— Delegates with the 10 Association of Southeast Asian Nations
, a handful of East Asian countries and other Western powers skirted controversy over the heated issue of conflicting claims in Asia-Pacific waters during a meeting this week in the Philippines.
Diplomats joined security experts, maritime officials and others to discuss regional cooperation, the protection of marine resources and trade routes at a time when there has been growing tension over territorial disputes throughout the region.
In the past year, claims in the South China Sea have come to the fore with Vietnam and the Philippines leading the push with complaints against China. And more recently, the flare-up between China and Japan over tiny outcroppings in the East China Sea has continued.

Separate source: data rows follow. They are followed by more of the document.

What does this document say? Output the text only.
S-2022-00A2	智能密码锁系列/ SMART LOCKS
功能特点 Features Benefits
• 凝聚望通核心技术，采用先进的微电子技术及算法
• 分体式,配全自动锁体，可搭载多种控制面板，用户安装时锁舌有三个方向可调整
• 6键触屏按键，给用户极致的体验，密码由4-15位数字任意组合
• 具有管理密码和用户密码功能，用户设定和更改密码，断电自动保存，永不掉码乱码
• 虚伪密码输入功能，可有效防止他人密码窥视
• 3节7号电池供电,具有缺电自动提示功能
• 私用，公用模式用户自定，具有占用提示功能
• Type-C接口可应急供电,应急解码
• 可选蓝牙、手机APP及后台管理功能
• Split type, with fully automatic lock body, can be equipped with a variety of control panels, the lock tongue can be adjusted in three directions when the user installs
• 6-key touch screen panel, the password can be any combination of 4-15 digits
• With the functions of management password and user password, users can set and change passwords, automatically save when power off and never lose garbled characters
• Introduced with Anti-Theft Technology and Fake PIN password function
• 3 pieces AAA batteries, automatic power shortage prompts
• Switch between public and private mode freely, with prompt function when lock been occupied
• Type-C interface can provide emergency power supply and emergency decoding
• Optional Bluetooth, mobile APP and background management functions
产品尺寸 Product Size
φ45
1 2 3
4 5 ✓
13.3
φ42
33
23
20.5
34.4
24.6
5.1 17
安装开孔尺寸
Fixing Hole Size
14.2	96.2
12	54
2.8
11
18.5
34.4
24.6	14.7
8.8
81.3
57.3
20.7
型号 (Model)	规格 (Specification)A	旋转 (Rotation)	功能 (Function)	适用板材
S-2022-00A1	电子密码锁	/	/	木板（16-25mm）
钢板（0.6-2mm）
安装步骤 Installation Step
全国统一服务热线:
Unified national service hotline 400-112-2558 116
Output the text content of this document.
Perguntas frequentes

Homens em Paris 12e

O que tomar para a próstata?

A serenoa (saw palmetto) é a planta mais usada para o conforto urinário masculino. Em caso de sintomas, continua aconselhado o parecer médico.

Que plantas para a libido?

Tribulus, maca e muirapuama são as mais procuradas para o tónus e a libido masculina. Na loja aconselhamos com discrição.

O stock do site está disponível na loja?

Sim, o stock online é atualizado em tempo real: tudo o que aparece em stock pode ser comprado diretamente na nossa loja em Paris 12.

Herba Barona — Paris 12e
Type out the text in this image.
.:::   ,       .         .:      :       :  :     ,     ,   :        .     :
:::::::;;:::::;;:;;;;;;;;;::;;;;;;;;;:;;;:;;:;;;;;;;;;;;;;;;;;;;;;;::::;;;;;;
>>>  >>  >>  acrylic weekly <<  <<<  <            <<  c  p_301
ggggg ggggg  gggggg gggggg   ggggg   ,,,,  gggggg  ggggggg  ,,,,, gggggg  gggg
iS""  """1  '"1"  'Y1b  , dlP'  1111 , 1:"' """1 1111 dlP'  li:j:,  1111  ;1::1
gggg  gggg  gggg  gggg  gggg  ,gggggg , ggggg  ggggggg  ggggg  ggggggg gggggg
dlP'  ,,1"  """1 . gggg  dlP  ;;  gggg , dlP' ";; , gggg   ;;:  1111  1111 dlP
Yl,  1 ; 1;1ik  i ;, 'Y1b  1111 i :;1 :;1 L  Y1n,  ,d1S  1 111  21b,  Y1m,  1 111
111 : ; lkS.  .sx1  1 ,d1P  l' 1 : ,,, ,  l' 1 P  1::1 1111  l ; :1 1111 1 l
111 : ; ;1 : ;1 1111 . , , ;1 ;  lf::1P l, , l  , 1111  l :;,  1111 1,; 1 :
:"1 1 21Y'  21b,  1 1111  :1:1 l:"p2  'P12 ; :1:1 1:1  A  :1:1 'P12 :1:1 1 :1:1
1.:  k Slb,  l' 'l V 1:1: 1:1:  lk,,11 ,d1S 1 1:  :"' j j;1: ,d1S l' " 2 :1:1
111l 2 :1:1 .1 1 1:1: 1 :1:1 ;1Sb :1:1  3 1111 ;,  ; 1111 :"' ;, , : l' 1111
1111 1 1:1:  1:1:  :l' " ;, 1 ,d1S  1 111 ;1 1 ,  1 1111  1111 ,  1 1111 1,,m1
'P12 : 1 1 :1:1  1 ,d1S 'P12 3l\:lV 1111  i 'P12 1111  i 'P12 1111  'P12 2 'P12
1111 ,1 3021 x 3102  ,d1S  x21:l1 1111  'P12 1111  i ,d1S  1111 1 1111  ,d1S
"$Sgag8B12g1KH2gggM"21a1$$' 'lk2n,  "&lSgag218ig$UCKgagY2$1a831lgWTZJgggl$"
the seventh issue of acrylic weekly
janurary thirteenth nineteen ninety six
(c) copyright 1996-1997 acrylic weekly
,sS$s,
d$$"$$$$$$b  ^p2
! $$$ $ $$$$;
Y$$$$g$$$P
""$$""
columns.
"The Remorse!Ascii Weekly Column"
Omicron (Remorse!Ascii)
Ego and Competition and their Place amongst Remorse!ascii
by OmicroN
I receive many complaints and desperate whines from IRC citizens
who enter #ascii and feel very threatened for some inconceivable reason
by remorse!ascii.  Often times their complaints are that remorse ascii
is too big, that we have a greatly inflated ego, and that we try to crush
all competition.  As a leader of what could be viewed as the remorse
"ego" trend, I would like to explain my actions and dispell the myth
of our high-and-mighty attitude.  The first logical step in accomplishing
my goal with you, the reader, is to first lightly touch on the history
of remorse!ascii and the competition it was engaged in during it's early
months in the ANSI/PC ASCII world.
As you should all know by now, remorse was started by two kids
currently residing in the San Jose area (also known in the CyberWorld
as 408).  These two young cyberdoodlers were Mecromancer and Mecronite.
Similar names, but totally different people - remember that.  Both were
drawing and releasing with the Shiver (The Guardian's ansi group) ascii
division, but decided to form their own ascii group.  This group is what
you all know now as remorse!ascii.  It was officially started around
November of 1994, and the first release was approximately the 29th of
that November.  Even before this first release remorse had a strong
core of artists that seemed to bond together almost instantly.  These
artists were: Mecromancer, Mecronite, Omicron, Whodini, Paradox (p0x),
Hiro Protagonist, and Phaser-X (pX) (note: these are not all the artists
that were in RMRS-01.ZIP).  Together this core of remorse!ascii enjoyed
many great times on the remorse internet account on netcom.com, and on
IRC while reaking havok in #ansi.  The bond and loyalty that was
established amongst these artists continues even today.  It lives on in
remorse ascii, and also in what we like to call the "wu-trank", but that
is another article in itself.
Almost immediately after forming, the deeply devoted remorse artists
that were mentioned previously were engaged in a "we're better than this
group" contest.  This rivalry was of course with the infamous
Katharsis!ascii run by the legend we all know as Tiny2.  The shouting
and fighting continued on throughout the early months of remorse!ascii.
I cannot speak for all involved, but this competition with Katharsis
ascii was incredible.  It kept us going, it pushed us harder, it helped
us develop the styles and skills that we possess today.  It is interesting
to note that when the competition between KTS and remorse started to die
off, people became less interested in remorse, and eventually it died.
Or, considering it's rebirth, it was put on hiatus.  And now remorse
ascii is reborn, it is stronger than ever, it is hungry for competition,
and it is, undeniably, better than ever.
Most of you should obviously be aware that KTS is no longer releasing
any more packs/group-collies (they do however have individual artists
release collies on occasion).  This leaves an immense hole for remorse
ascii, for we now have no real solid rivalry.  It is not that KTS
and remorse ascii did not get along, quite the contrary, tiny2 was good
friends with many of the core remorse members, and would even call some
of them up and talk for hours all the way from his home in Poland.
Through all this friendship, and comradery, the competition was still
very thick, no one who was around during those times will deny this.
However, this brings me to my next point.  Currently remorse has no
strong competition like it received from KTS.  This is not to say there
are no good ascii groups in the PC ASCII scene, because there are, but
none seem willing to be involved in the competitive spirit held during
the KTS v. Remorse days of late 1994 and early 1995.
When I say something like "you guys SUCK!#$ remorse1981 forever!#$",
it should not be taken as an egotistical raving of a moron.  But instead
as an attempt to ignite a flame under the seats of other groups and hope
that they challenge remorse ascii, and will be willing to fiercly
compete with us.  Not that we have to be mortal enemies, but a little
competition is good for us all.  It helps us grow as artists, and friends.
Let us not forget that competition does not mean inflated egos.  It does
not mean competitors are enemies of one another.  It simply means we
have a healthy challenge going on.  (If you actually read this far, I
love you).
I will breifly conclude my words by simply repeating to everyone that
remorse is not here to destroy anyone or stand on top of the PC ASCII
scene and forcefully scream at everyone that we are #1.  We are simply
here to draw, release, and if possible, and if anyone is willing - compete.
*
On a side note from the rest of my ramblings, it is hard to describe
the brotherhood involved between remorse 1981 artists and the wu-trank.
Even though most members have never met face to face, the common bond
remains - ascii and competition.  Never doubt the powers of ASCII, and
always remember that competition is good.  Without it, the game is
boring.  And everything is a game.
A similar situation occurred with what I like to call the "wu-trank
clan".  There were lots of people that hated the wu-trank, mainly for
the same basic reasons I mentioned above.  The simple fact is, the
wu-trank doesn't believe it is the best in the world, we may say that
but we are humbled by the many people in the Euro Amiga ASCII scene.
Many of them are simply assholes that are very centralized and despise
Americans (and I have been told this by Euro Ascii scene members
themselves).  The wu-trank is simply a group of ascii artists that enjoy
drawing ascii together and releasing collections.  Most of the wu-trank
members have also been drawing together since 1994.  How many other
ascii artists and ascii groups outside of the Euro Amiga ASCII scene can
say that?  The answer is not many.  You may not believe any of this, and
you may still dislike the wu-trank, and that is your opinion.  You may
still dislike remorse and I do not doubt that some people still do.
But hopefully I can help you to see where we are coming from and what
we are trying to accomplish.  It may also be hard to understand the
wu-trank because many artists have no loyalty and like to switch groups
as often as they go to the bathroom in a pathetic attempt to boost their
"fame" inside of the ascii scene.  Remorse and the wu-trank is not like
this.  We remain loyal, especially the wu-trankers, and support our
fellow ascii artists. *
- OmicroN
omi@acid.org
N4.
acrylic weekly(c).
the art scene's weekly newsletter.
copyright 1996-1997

When Japan’s deputy foreign minister addressed the forum in Manila, Tsuruoka Koji made the case for creating more specific rules to deal with disputes in international waters -- apart from the United Nations Convention on the Law of the Sea (UNCLOS).
“More effort should be made to establish maritime order and rules depending on characteristics of each region in accordance with relevant international laws including UNCLOS," Tsuruoka said. "Of course, these efforts must be made through peaceful talks. We should firmly deny any idea justifying ‘might is right.’”
The dispute in the East China Sea started when Japan bought what it calls the Senkaku Islands from a private Japanese owner. China, which calls the islands Diaoyu has claimed the islands as its own. The rocks are surrounded by waters abundant in fish and potentially rich mineral deposits. The dispute has brought violent protests in China and stirred up historical resentments.
Sam Bateman, an analyst with the Australian National Center for Ocean Resources & Security
, says the dispute in the East China Sea is now the main worry in the region.
"The situation over the Senkaku/Diaoyu islands is potentially more serious, because you've got bilateral, you've got two big countries, sort of sabre-rattling at each other," Bateman explained. "I think the situation in South China Sea, given the relationship between China and ASEAN, economic relations, etcetera, I don't see it breaking out into the sort of conflict which you fear."
The disputes in the South China Sea surround mainly the Spratly Islands, which are being claimed in part or entirely by China, Vietnam, the Philippines, Taiwan, Malaysia and Brunei. These waters straddle some of the world’s most heavily traveled sea lanes. They are also rich in fishing and hold potentially vast oil and gas reserves.
In these disputes, China has preferred to deal with each claimant one on one. But some of the claimants including the Philippines have pushed for multilateral talks and turning to UNCLOS to settle its disputes.
Delegates from Japan, China, South Korea, India, the U.S., Australia, New Zealand and Russia attended the meeting. Apart from the Japan-China dispute, South Korea is in an island dispute with Japan.
Vietnam Deputy Foreign Minister Pham Quang Vinh said all participants have acknowledged the territorial disputes.
“And we stressed together the need for ensuring an environment of peace, stability and maritime security, including; the parties need to abide by international law and UNCLOS and show restraint so as not to allow the territorial disputes to become conflicts,” he said.
Vinh said the general feeling of the session was the need to find areas for cooperation and address “challenges” which include the disputes.
The U.S. delegate to the meeting told reporters the group had in-depth discussions on freedom of navigation, lawful commerce and lawful exploitation of resources.
Japan proposed the regional discussion last year, long before its territorial dispute with China erupted.